A slightly rigid impression trays makes impressions
with dimensional changes that, especially for fixed prosthesis, are
unacceptable.
The deformation of the plastic impression tray during
impression taking implies, after its removal from the mouth, it returns to its original
geometry consequently the models developed by this imprint will be affected
from the actual sizes of the elements and the arch .
The use of a perforated impression tray rather than
unperforated can, for example, cause dimensional alterations impression
depending on the impression material used;
-If you use a polyether monophasic will be important
to choose an impression tray without holes so that they may contain the
material without it is extended and therefore allow for a sufficient build up
of pressure against the walls of the impression tray which will retain
positioned the same material;
-If You use an alginate or elastomer two-phase
perforated impression tray allows a better retention of the impression material
without major compromises.
Both may have a retentive edge, solid ones with the
retentive board were equipped with mostly edge to their users using alginate.
It
goes without saying that the impression tray for reversible hydrocolloid, as
little used today, are solid (Fig. 14).
Conclusions
Still employed at full capacity the traditional
impression trays are different in form, material of construction and prices.
The impression materials have undergone
transformations over time for the composition, type of use and final precision.

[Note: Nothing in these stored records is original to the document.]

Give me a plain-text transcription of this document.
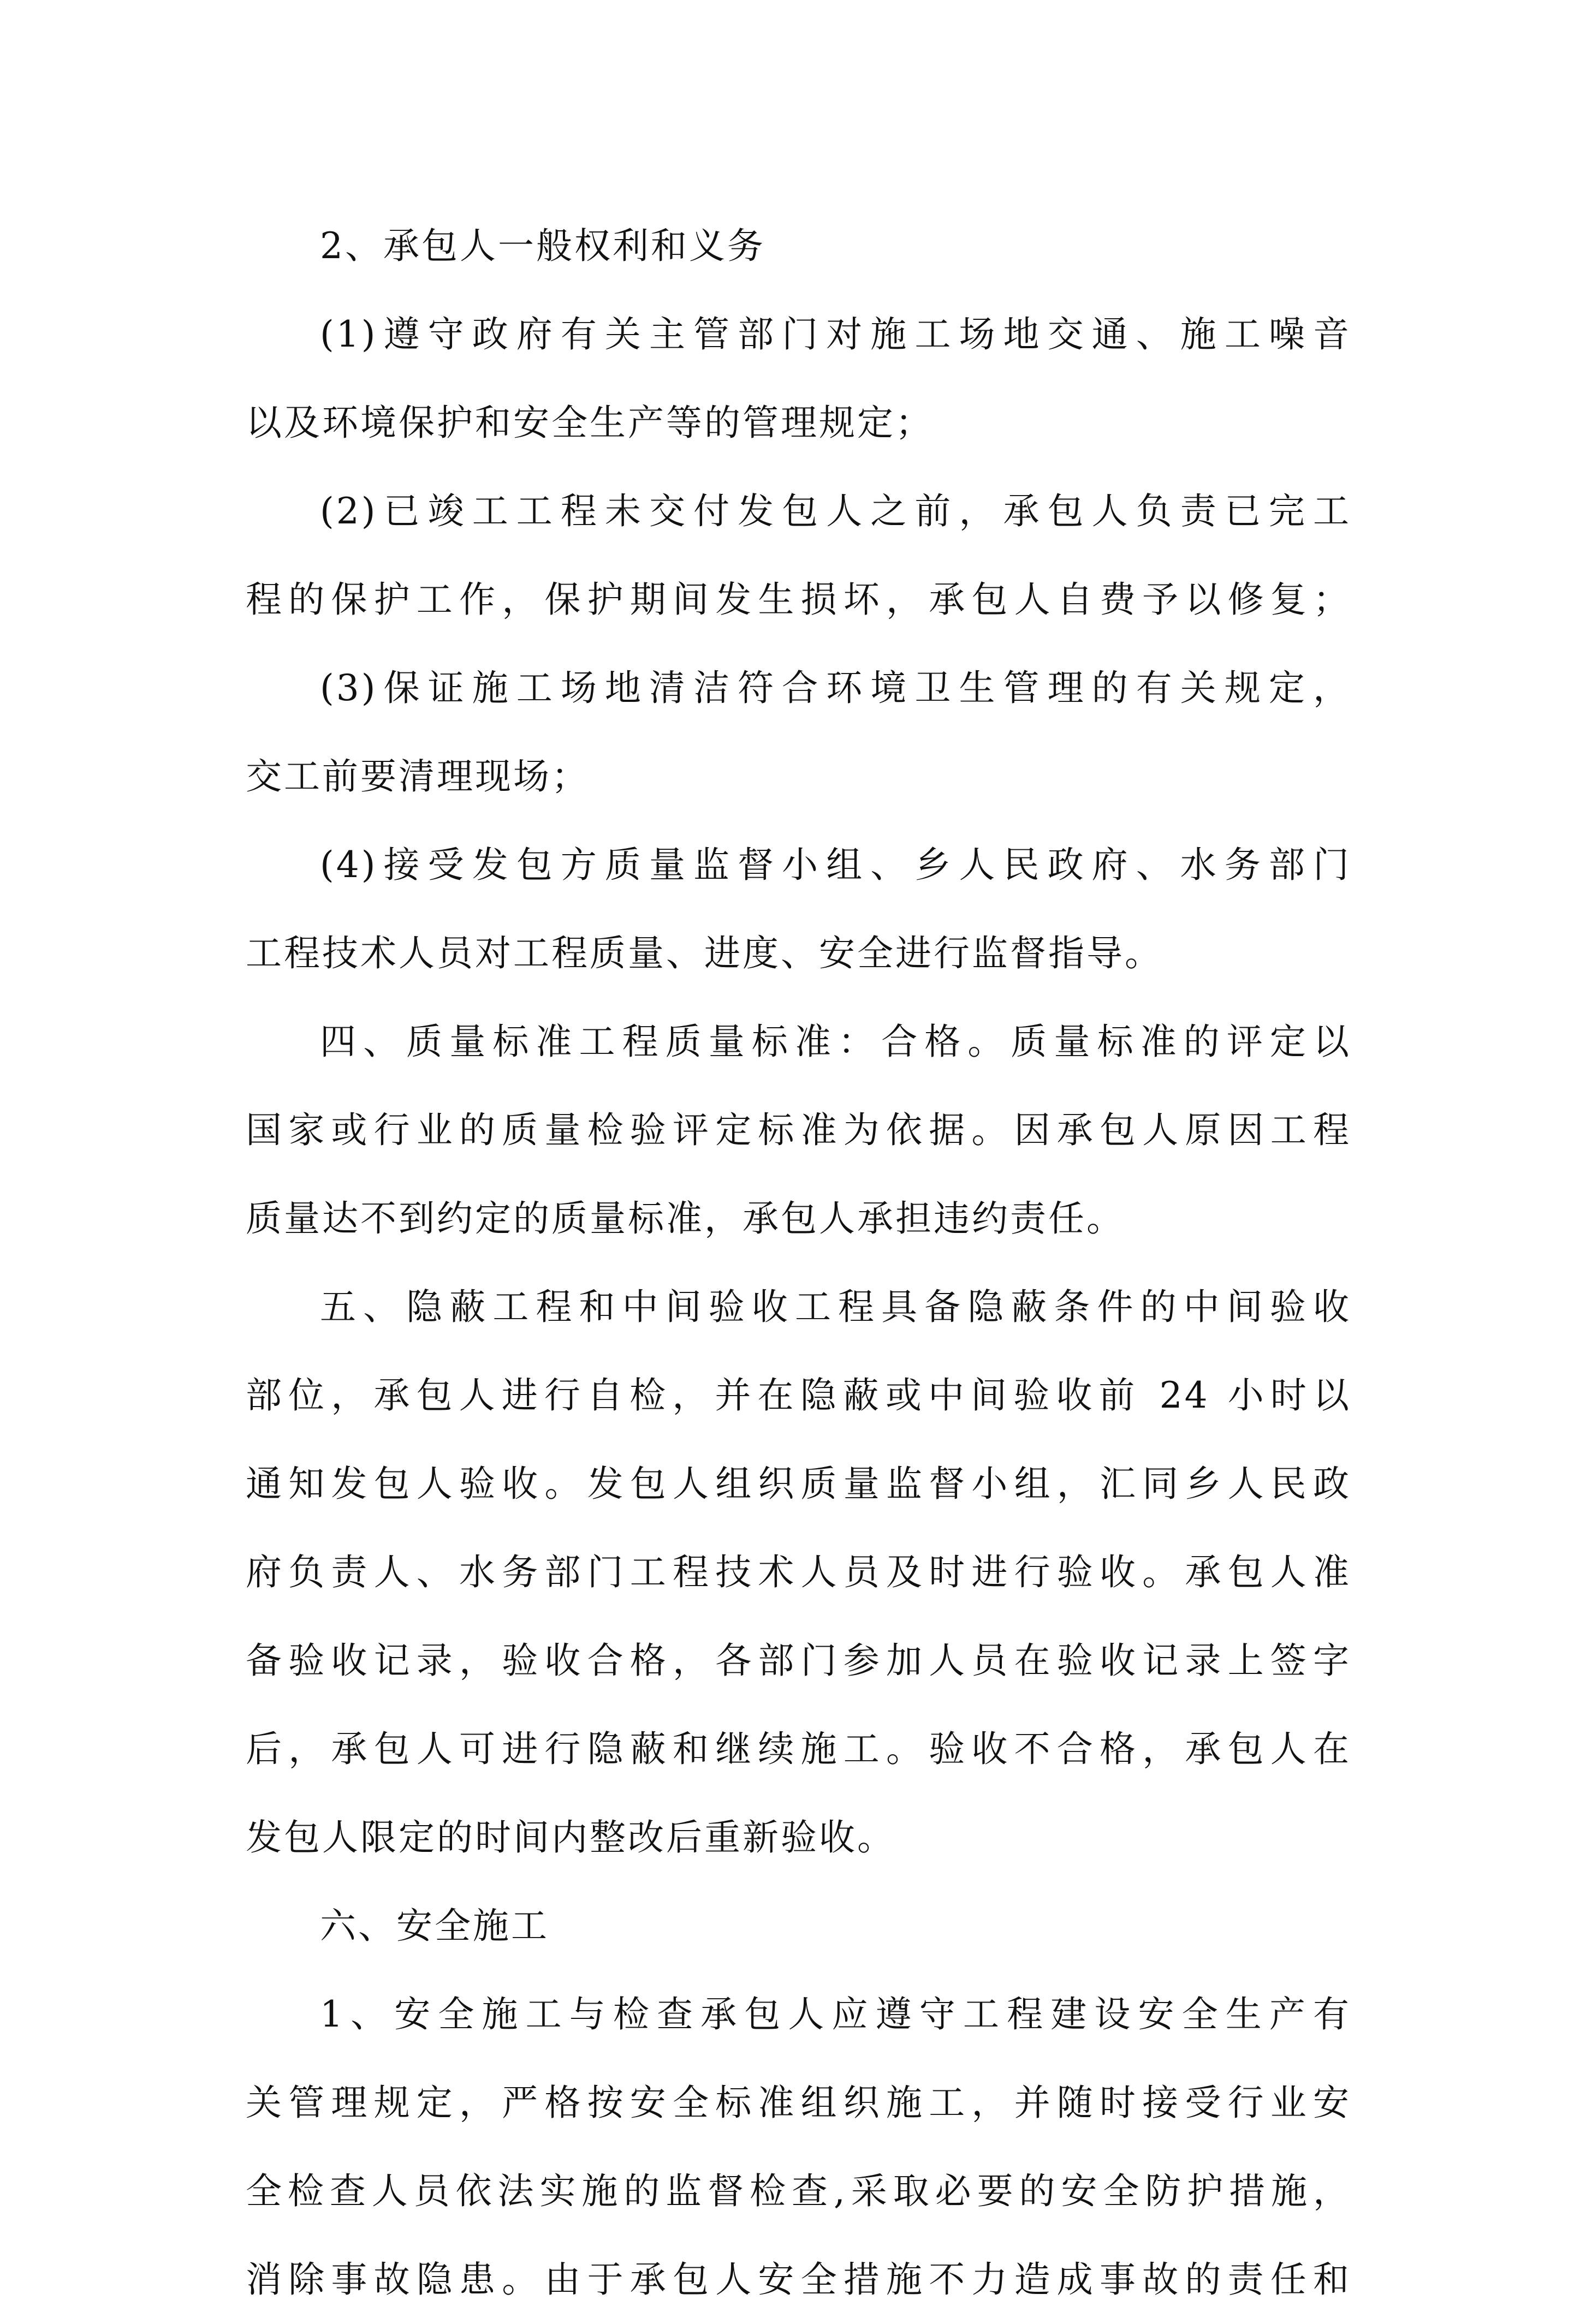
2、承包人一般权利和义务
(1)遵守政府有关主管部门对施工场地交通、施工噪音
以及环境保护和安全生产等的管理规定；
(2)已竣工工程未交付发包人之前，承包人负责已完工
程的保护工作，保护期间发生损坏，承包人自费予以修复；
(3)保证施工场地清洁符合环境卫生管理的有关规定，
交工前要清理现场；
(4)接受发包方质量监督小组、乡人民政府、水务部门
工程技术人员对工程质量、进度、安全进行监督指导。
四、质量标准工程质量标准：合格。质量标准的评定以
国家或行业的质量检验评定标准为依据。因承包人原因工程
质量达不到约定的质量标准，承包人承担违约责任。
五、隐蔽工程和中间验收工程具备隐蔽条件的中间验收
部位，承包人进行自检，并在隐蔽或中间验收前 24 小时以
通知发包人验收。发包人组织质量监督小组，汇同乡人民政
府负责人、水务部门工程技术人员及时进行验收。承包人准
备验收记录，验收合格，各部门参加人员在验收记录上签字
后，承包人可进行隐蔽和继续施工。验收不合格，承包人在
发包人限定的时间内整改后重新验收。
六、安全施工
1、安全施工与检查承包人应遵守工程建设安全生产有
关管理规定，严格按安全标准组织施工，并随时接受行业安
全检查人员依法实施的监督检查,采取必要的安全防护措施，
消除事故隐患。由于承包人安全措施不力造成事故的责任和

It is not always clear the construction material, the
classification, the type and the use of the impression tray. While remaining
unchanged in time, it should in fact be the accessory that supports the most
recent impression materials created.
The advent of new technologies, which allow greater
precision, greater savings in time and money, is starting faster and faster to
"retire" the traditional impression tray.